Le tweet sans filtre du SG-CPDR a provoqué des réactions outrées, provenant de musulmans et de non-musulmans, globalement d’une partie de la gauche:
Dire qu'il y a un ennemi infiltré de l'intérieur qui cherche de manière perfide à conquérir un prétendu pouvoir
— lerigolard (@lerigrolard) October 4, 2021
Bienvenue en 1930
Depuis l’assassinat de Samuel Paty, trois associations musulmanes emblématiques, ainsi qu’une maison d’édition, elle aussi musulmane, ont été dissoutes sur décret présidentiel. Avant la CRI la semaine dernière, ce fut le cas pour Baraka City et le Collectif contre l’islamophobie en France (CCIF), dans les derniers mois de 2020 déjà. En tout, depuis 2017, ce sont «13 associations diffusant l'idéologie islamiste» qui ont été dissoutes.
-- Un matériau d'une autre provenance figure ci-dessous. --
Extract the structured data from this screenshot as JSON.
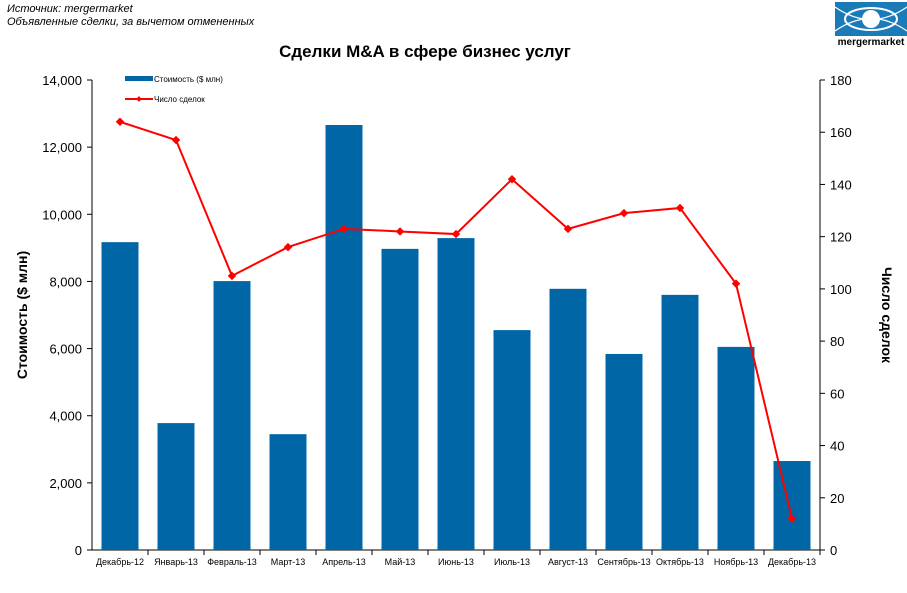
{
  "source_line1": "Источник: mergermarket",
  "source_line2": "Объявленные сделки, за вычетом отмененных",
  "logo_text": "mergermarket",
  "colors": {
    "bar": "#0066A6",
    "line": "#FF0000"
  },
  "chart_data": {
    "type": "bar+line",
    "title": "Сделки  M&A в сфере бизнес услуг",
    "categories": [
      "Декабрь-12",
      "Январь-13",
      "Февраль-13",
      "Март-13",
      "Апрель-13",
      "Май-13",
      "Июнь-13",
      "Июль-13",
      "Август-13",
      "Сентябрь-13",
      "Октябрь-13",
      "Ноябрь-13",
      "Декабрь-13"
    ],
    "series": [
      {
        "name": "Стоимость  ($ млн)",
        "type": "bar",
        "axis": "left",
        "values": [
          9170,
          3780,
          8010,
          3450,
          12660,
          8970,
          9290,
          6550,
          7780,
          5840,
          7600,
          6050,
          2650
        ]
      },
      {
        "name": "Число сделок",
        "type": "line",
        "axis": "right",
        "values": [
          164,
          157,
          105,
          116,
          123,
          122,
          121,
          142,
          123,
          129,
          131,
          102,
          12
        ]
      }
    ],
    "ylabel": "Стоимость ($ млн)",
    "y2label": "Число сделок",
    "ylim": [
      0,
      14000
    ],
    "y2lim": [
      0,
      180
    ],
    "yticks": [
      "0",
      "2,000",
      "4,000",
      "6,000",
      "8,000",
      "10,000",
      "12,000",
      "14,000"
    ],
    "y2ticks": [
      "0",
      "20",
      "40",
      "60",
      "80",
      "100",
      "120",
      "140",
      "160",
      "180"
    ],
    "legend": "top-left"
  }
}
Le ministère de l'intérieur ne sévit pas seulement contre l'islamisme. Il agit aussi contre la nébuleuse de l'ultra-droite, dont une partie des membres échafaude des projets d'attentats ou de coups d'Etat. Le 3 mars, il a dissous le mouvement Génération identitaire qui s'était signalé par des actions contre l'islam et l'immigration. Il s'apprête à faire de même avec un groupement connu sous le nom d'Alvarium.
Les responsables des associations musulmanes dissoutes ne sont pas dupes. Eux aussi font clairement le lien entre l’assassinat de Samuel Paty et la dissolution de leurs structures respectives. Ces décisions gouvernementales provoquent à la fois de la colère et une forme d’accablement chez certains fidèles, sans qu'on note un mouvement d'indignation générale chez les musulmans, et ce, quel que soit leur degré de pratique. Comme si beaucoup parmi eux ne souhaitaient plus être représentés par des groupes affichant un islam conservateur, sinon rigoriste, entretenant par ailleurs un ressentiment constant vis-à-vis de la France, au motif de son passé colonial.
Les plus remontés sont les plus concernés par les dissolutions. «Est-ce que ce pays est vivable pour les musulmans? La réponse est non, tranche l’un. Faire la hijra (red: s’établir dans un pays régi par la charia, la loi coranique)? Mais ça ne changera rien. On ne peut quand même pas laisser dire, ne pas réagir.» Un autre rapproche ces dissolutions de la politique française au temps des colonies. Un troisième prétend que la «communauté musulmane est perdue».
Abdelaziz Chaambi, le président de la CRI dissoute, un conservateur sur les mœurs qui a milité dans sa jeunesse à l’extrême gauche, fut proche des frères Hani et Tariq Ramadan et dont une bonne partie du discours tient dans sa dénonciation d'un «deux poids, deux mesures», va faire recours de la décision de dissolution devant le Conseil d’Etat, la plus haute juridiction administrative française, annonce-t-il.
De son côté, s’apercevant de «la force acquise par l’extrême droite dans l’opinion et de l’attention accordée par les Français aux thèmes de l’insécurité, de l’immigration et du communautarisme, le gouvernement n’entend pas lâcher sa pression sur les acteurs de l’islamisme», confie notre source au sein du ministère de l'intérieur. La campagne présidentielle avec un Eric Zemmour dans les pattes s’annonce périlleuse.